FE Today Logo

Low call from call money market, funds flow into SDF

Affluent banks invest surplus liquidity in lower-interest state instrument

Banks meet liquidity hunger from different sources, dollar sales


JUBAIR HASAN | January 24, 2026 00:00:00


A major cut in the interest rate on standing deposit facility (SDF) can hardly stop affluent banks from loading their surplus funds into the state-guaranteed deposit instrument despite lower gains than that from interbank lending.

A cardinal cause is lower call from the call-money market for funds as commercial banks can now meet their liquidity hunger from different other sources and dollar sales, sources say.

Officials and money-market analysts say the demand on the interbank call-money market drops because of gradual fall in arbitrary benefits from investment in government securities following squeezing yields.

On the other hand, banks seem to be cautious in long-term investment keeping in mind primary dealer (PD) guidelines, expected to be implemented from February. As a matter of fact, according to them, the affluent commercial banks having "counterparty limitations" prefer to keep their surplus credits in the low-paying SDF.

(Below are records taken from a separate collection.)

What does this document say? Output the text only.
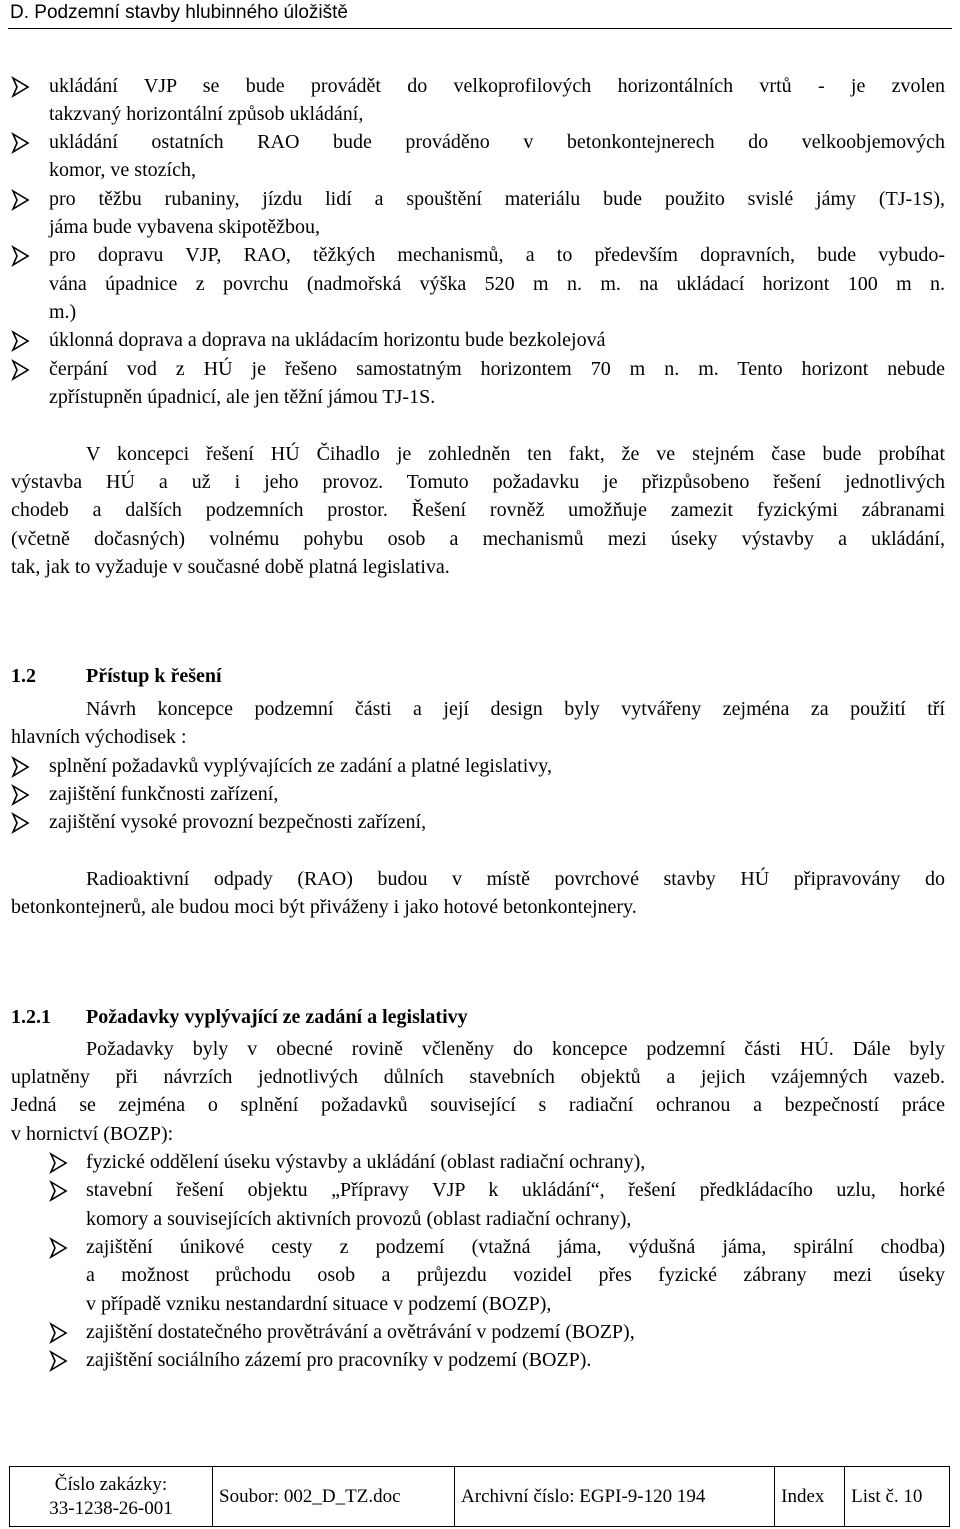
D. Podzemní stavby hlubinného úložiště
ukládání VJP se bude provádět do velkoprofilových horizontálních vrtů - je zvolen
takzvaný horizontální způsob ukládání,
ukládání ostatních RAO bude prováděno v betonkontejnerech do velkoobjemových
komor, ve stozích,
pro těžbu rubaniny, jízdu lidí a spouštění materiálu bude použito svislé jámy (TJ-1S),
jáma bude vybavena skipotěžbou,
pro dopravu VJP, RAO, těžkých mechanismů, a to především dopravních, bude vybudo-
vána úpadnice z povrchu (nadmořská výška 520 m n. m. na ukládací horizont 100 m n.
m.)
úklonná doprava a doprava na ukládacím horizontu bude bezkolejová
čerpání vod z HÚ je řešeno samostatným horizontem 70 m n. m. Tento horizont nebude
zpřístupněn úpadnicí, ale jen těžní jámou TJ-1S.
V koncepci řešení HÚ Čihadlo je zohledněn ten fakt, že ve stejném čase bude probíhat
výstavba HÚ a už i jeho provoz. Tomuto požadavku je přizpůsobeno řešení jednotlivých
chodeb a dalších podzemních prostor. Řešení rovněž umožňuje zamezit fyzickými zábranami
(včetně dočasných) volnému pohybu osob a mechanismů mezi úseky výstavby a ukládání,
tak, jak to vyžaduje v současné době platná legislativa.
Návrh koncepce podzemní části a její design byly vytvářeny zejména za použití tří
hlavních východisek :
splnění požadavků vyplývajících ze zadání a platné legislativy,
zajištění funkčnosti zařízení,
zajištění vysoké provozní bezpečnosti zařízení,
Radioaktivní odpady (RAO) budou v místě povrchové stavby HÚ připravovány do
betonkontejnerů, ale budou moci být přiváženy i jako hotové betonkontejnery.
Požadavky byly v obecné rovině včleněny do koncepce podzemní části HÚ. Dále byly
uplatněny při návrzích jednotlivých důlních stavebních objektů a jejich vzájemných vazeb.
Jedná se zejména o splnění požadavků související s radiační ochranou a bezpečností práce
v hornictví (BOZP):
fyzické oddělení úseku výstavby a ukládání (oblast radiační ochrany),
stavební řešení objektu „Přípravy VJP k ukládání“, řešení předkládacího uzlu, horké
komory a souvisejících aktivních provozů (oblast radiační ochrany),
zajištění únikové cesty z podzemí (vtažná jáma, výdušná jáma, spirální chodba)
a možnost průchodu osob a průjezdu vozidel přes fyzické zábrany mezi úseky
v případě vzniku nestandardní situace v podzemí (BOZP),
zajištění dostatečného provětrávání a ovětrávání v podzemí (BOZP),
zajištění sociálního zázemí pro pracovníky v podzemí (BOZP).
1.2	Přístup k řešení
1.2.1 Požadavky vyplývající ze zadání a legislativy
Číslo zakázky:
33-1238-26-001
	Soubor: 002_D_TZ.doc	Archivní číslo: EGPI-9-120 194	Index	List č. 10
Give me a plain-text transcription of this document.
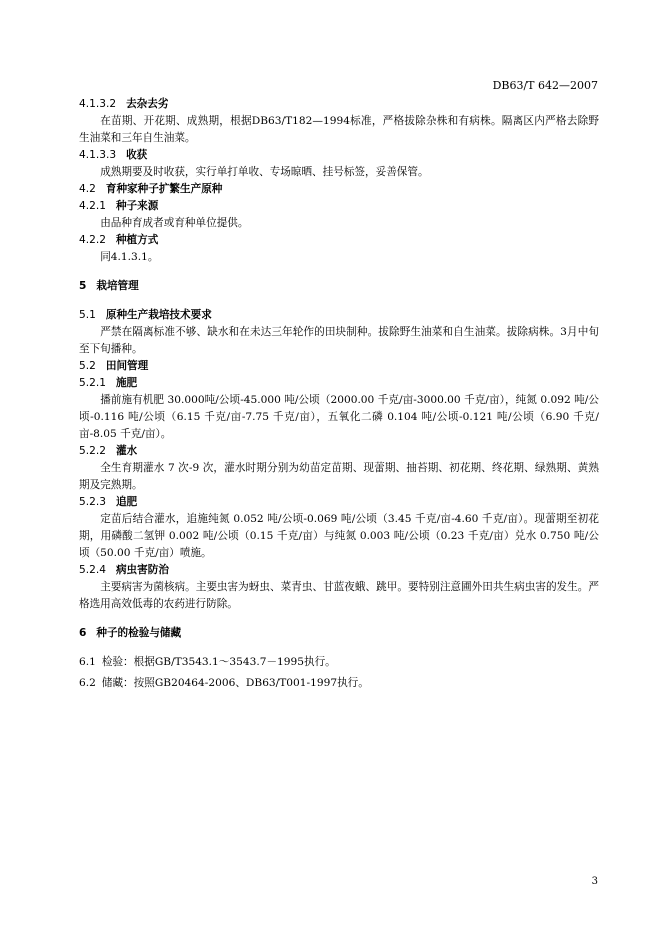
DB63/T 642—2007

4.1.3.2 去杂去劣

在苗期、开花期、成熟期，根据DB63/T182—1994标准，严格拔除杂株和有病株。隔离区内严格去除野生油菜和三年自生油菜。

4.1.3.3 收获

成熟期要及时收获，实行单打单收、专场晾晒、挂号标签，妥善保管。

4.2 育种家种子扩繁生产原种

4.2.1 种子来源

由品种育成者或育种单位提供。

4.2.2 种植方式

同4.1.3.1。

5 栽培管理

5.1 原种生产栽培技术要求

严禁在隔离标准不够、缺水和在未达三年轮作的田块制种。拔除野生油菜和自生油菜。拔除病株。3月中旬至下旬播种。

5.2 田间管理

5.2.1 施肥

播前施有机肥 30.000吨/公顷-45.000 吨/公顷（2000.00 千克/亩-3000.00 千克/亩），纯氮 0.092 吨/公顷-0.116 吨/公顷（6.15 千克/亩-7.75 千克/亩），五氧化二磷 0.104 吨/公顷-0.121 吨/公顷（6.90 千克/亩-8.05 千克/亩）。

5.2.2 灌水

全生育期灌水 7 次-9 次，灌水时期分别为幼苗定苗期、现蕾期、抽苔期、初花期、终花期、绿熟期、黄熟期及完熟期。

5.2.3 追肥

定苗后结合灌水，追施纯氮 0.052 吨/公顷-0.069 吨/公顷（3.45 千克/亩-4.60 千克/亩）。现蕾期至初花期，用磷酸二氢钾 0.002 吨/公顷（0.15 千克/亩）与纯氮 0.003 吨/公顷（0.23 千克/亩）兑水 0.750 吨/公顷（50.00 千克/亩）喷施。

5.2.4 病虫害防治

主要病害为菌核病。主要虫害为蚜虫、菜青虫、甘蓝夜蛾、跳甲。要特别注意圃外田共生病虫害的发生。严格选用高效低毒的农药进行防除。

6 种子的检验与储藏

6.1 检验：根据GB/T3543.1～3543.7－1995执行。

6.2 储藏：按照GB20464-2006、DB63/T001-1997执行。

3
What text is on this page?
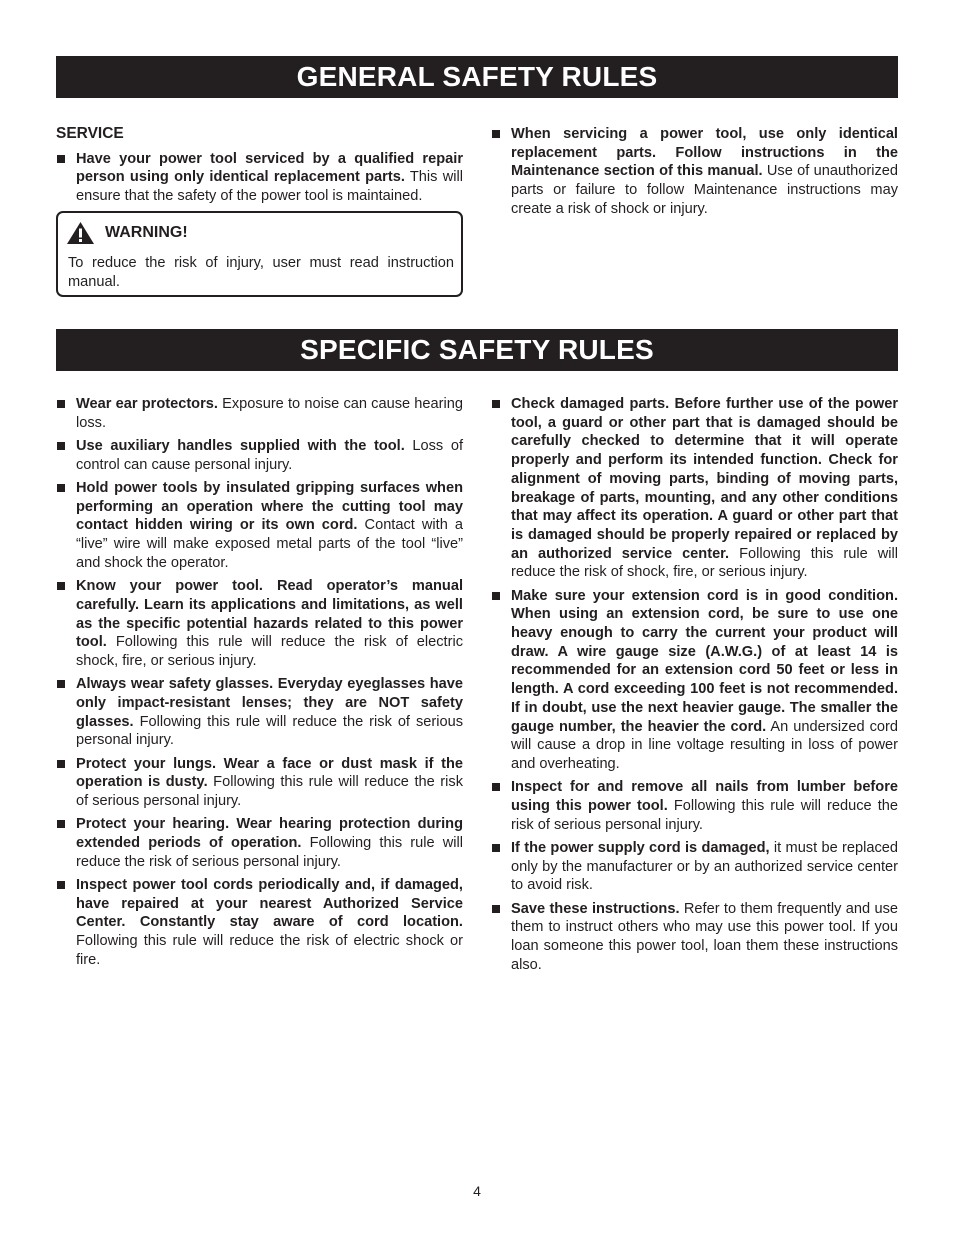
GENERAL SAFETY RULES
SERVICE
Have your power tool serviced by a qualified repair person using only identical replacement parts. This will ensure that the safety of the power tool is maintained.
WARNING!
To reduce the risk of injury, user must read instruction manual.
When servicing a power tool, use only identical replacement parts. Follow instructions in the Maintenance section of this manual. Use of unauthorized parts or failure to follow Maintenance instructions may create a risk of shock or injury.
SPECIFIC SAFETY RULES
Wear ear protectors. Exposure to noise can cause hearing loss.
Use auxiliary handles supplied with the tool. Loss of control can cause personal injury.
Hold power tools by insulated gripping surfaces when performing an operation where the cutting tool may contact hidden wiring or its own cord. Contact with a “live” wire will make exposed metal parts of the tool “live” and shock the operator.
Know your power tool. Read operator’s manual carefully. Learn its applications and limitations, as well as the specific potential hazards related to this power tool. Following this rule will reduce the risk of electric shock, fire, or serious injury.
Always wear safety glasses. Everyday eyeglasses have only impact-resistant lenses; they are NOT safety glasses. Following this rule will reduce the risk of serious personal injury.
Protect your lungs. Wear a face or dust mask if the operation is dusty. Following this rule will reduce the risk of serious personal injury.
Protect your hearing. Wear hearing protection during extended periods of operation. Following this rule will reduce the risk of serious personal injury.
Inspect power tool cords periodically and, if damaged, have repaired at your nearest Authorized Service Center. Constantly stay aware of cord location. Following this rule will reduce the risk of electric shock or fire.
Check damaged parts. Before further use of the power tool, a guard or other part that is damaged should be carefully checked to determine that it will operate properly and perform its intended function. Check for alignment of moving parts, binding of moving parts, breakage of parts, mounting, and any other conditions that may affect its operation. A guard or other part that is damaged should be properly repaired or replaced by an authorized service center. Following this rule will reduce the risk of shock, fire, or serious injury.
Make sure your extension cord is in good condition. When using an extension cord, be sure to use one heavy enough to carry the current your product will draw. A wire gauge size (A.W.G.) of at least 14 is recommended for an extension cord 50 feet or less in length. A cord exceeding 100 feet is not recommended. If in doubt, use the next heavier gauge. The smaller the gauge number, the heavier the cord. An undersized cord will cause a drop in line voltage resulting in loss of power and overheating.
Inspect for and remove all nails from lumber before using this power tool. Following this rule will reduce the risk of serious personal injury.
If the power supply cord is damaged, it must be replaced only by the manufacturer or by an authorized service center to avoid risk.
Save these instructions. Refer to them frequently and use them to instruct others who may use this power tool. If you loan someone this power tool, loan them these instructions also.
4
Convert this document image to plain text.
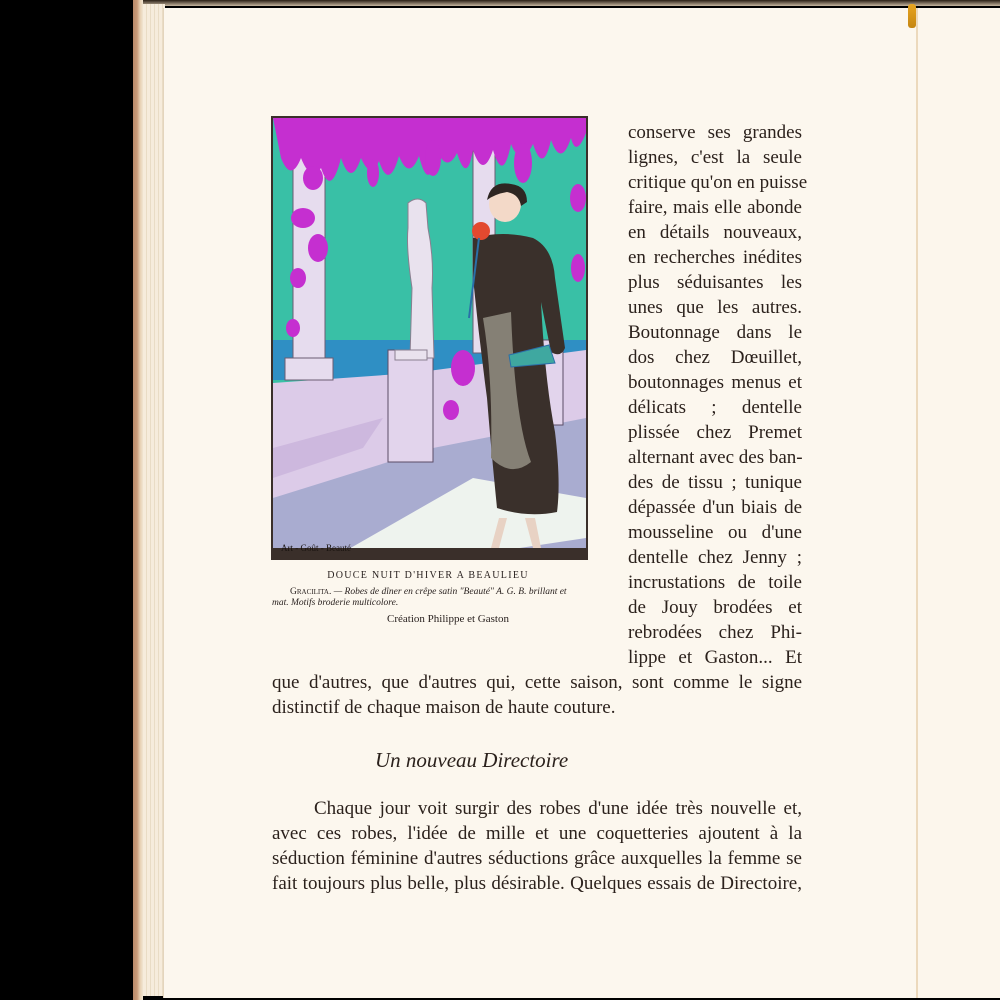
Art - Goût - Beauté
DOUCE NUIT D'HIVER A BEAULIEU
Gracilita. — Robes de dîner en crêpe satin "Beauté" A. G. B. brillant et mat. Motifs broderie multicolore.
Création Philippe et Gaston
conserve ses grandes
lignes, c'est la seule
critique qu'on en puisse
faire, mais elle abonde
en détails nouveaux,
en recherches inédites
plus séduisantes les
unes que les autres.
Boutonnage dans le
dos chez Dœuillet,
boutonnages menus et
délicats ; dentelle
plissée chez Premet
alternant avec des ban-
des de tissu ; tunique
dépassée d'un biais de
mousseline ou d'une
dentelle chez Jenny ;
incrustations de toile
de Jouy brodées et
rebrodées chez Phi-
lippe et Gaston... Et
que d'autres, que d'autres qui, cette saison, sont comme le signe
distinctif de chaque maison de haute couture.
Un nouveau Directoire
Chaque jour voit surgir des robes d'une idée très nouvelle et,
avec ces robes, l'idée de mille et une coquetteries ajoutent à la
séduction féminine d'autres séductions grâce auxquelles la femme se
fait toujours plus belle, plus désirable. Quelques essais de Directoire,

Earlier on July 15, 2025, the Bangladesh Bank (BB) cut SDF rate by 50 basis points to 8.0 per cent in a move to revitalise the call-money market.

Belying the regulatory intervention, the fund switch into SDF continues swelling as banks find the instrument comfortable under the current economic sluggishness that dulls business-industry needs for funds.

According to the central bank statistics, the affluent banks parked Tk 261.47 billion in the SDF in July when the regulator cut the rate. Since then, the volume had grown to Tk 267.65 billion, Tk 365.32 billion, Tk 669.55 billion, Tk 404 billion and Tk 424 billion in August, September, October, November and December respectively.

Seeking anonymity, a BB official says the demand for short-term credits on the call-money market dropped in recent weeks. And the downturn in the weighted average interest rate (WAIR) on call money was the reflection.

"Now, the WAIR dropped to 9.77 per cent from over 10 per cent couple of months ago," he told The Financial Express about the money-market jitters.

The BB official says the central bank's recent fund injection into the market in the form of purchasing the US dollar to stabilise the foreign-exchange market helps many banks overcome liquidity pressure, which also plays a key role in lessening demand for funds on the call-money market.

"Foreign banks are the major participants in the SDF. Now, some state-owned banks are seen parking their surplus funds in the instrument, also called reverse REPO," the central banker further explains.

According to the BB data, the monthly call-money transactions were recorded at Tk 1.47 trillion in September last year. Afterwards, the transactions went on a climb-down to reach Tk 1.43 trillion, Tk 1.33 trillion and Tk 1.06 trillion in October, November and December respectively.

Chief Executive Officer of Standard Chartered Bank Naser Ezaz Bijoy says they started depositing day-end surplus funds into the SDF from later last year after completing necessary formalities. Bank prefers to place surplus in SDF as risk-weighted assets high for interbank call money.

Earlier, he says, they kept the day-end excess funds in the cash forms in the bank's current account with the central bank. "Now, we park funds amounting to over Tk 10 billion per day in the SDF as we have limited counterparty limit for call money," the seasoned banker told the FE.

He mentions that Standard Chartered Bank has the highest counterparty trade limits on local banks in Bangladesh amongst international correspondent banks.

On condition of not to be quoted by name, the chief financial officer of a state-owned commercial bank says the banks used to invest in government securities amid business slowdown when the yields were very lucrative and actively participated in the call money to cover the funds.

As the yields are not rising in recent weeks, he says, the arbitrary benefits of the banks are also squeezing. And the demand fall on the call-money market is the consequence.

The banker says the new PD guidelines are expected to be implemented from February. Under the guidelines, only PD banks can participate in the auctions of treasury bills and bonds--and it might change the money-market dynamics significantly.

"So, the banks are not interested to part their funds in middle-and long- term investment. They now prefer short-term instrument, like in SDF. Under the current investment scenario, 8.0 per cent is still a higher bet," he adds.